The optimal solution with 17 archetypes. The archetypes are sorted decreasingly by their relative weights in the dataset. The colours denote total deviations (differences of thresholds from age-specific normal values in dB; red, thresholds below norm; blue, threshold above norm). The numerical values of the archetypes are provided as the electronic supplementary material.

Figure 7.

Decomposition of a VF into archetypes and reconstruction. An illustrative VF of a 42-year-old open angle glaucoma (OAG) patient (a) is decomposed into the 17 archetypes (b). The archetype indices, denoted by AT, are the same as in figure 6. Only four archetypes (#6, #9, #10, and #11) have substantial coefficients. The other 13 archetypes have coefficients below 0.01% and are negligible for this VF. Finally, the original VF is reconstructed by calculating a weighted sum of the archetypes and their coefficients (c). (Online version in colour.)

Figure 8.

Illustrative examples of VF measurements and their decompositions into archetypes. Top row in each box: total deviation (TD, in dB) and TD probability plots of respective measurement. Bottom row: archetypes and their coefficients, sorted in decreasing order. Only archetypes with coefficients ≥5% are shown. To the bottom left or each archetype, the index from figure 6 is denoted. (a–d) Predominantly upper hemifield defects; (e–g) predominantly lower hemifield defects. MD, mean deviation in dB; PSD, pattern standard deviation. The VF measurements are not from the dataset that was used for statistically learning the archetypes.

Figure 9.

Archetypes that match nerve fibre-related defects of the ocular hypertension treatment study (OHTS). Categories and their verbal descriptions from [7]. Colour plots: total deviation (TD; in dB). To the right of each TD plot, the TD probability plot is shown (see legend in figure 7 for the meaning of the black symbols).

Figure 10.

Archetypes that match non-nerve fibre-related defects of the ocular hypertension treatment study (OHTS). Categories and their verbal descriptions from [7]. See caption of figure 9 for details.

Figure 11.

Characteristics of predominantly lower hemifield nerve fibre-related archetypes. Total deviations (TDs, in dB), TD probability plots (see legend in figure 7 for the meaning of the black symbols), and modelled nerve fibre defects of each nerve fibre-related archetype that predominantly affects the lower visual hemifield, together with two respective illustrative examples of measured VFs. MD and PSD refer to mean deviation (in dB) and pattern standard deviation of the archetype. Age refers to patient age at the time of the respective VF measurement. AT coeff. denotes the coefficient of the respective archetype for the measured VF. The nerve fibre model plots are centred around the fovea (denoted by F). The grey disc illustrates the optic nerve head (ONH).
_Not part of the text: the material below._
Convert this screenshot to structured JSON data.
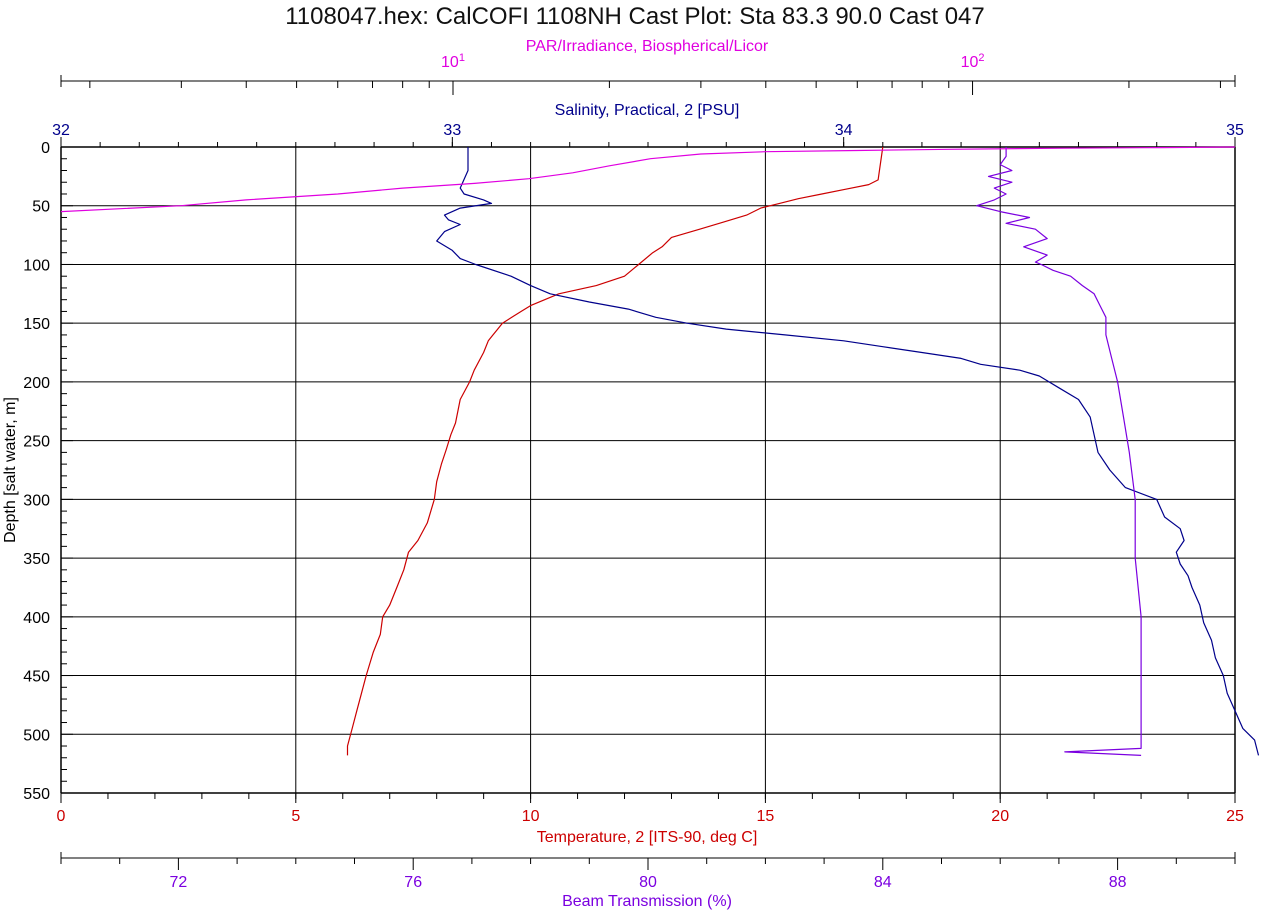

RNFL maps are mirrored at the horizon relative to VFs according to conventions used in ophthalmology. (Online version in colour.)

Figure 12.

Characteristics of predominantly upper hemifield nerve fibre-related archetypes. See caption of figure 11 for details. (Online version in colour.)

Figure 13.

Characteristics of annular nerve fibre-related archetypes. See caption of figure 11 for details. (Online version in colour.)

Figure 14.

Characteristics of the temporal nerve fibre-related archetype. See caption of figure 11 for details. (Online version in colour.)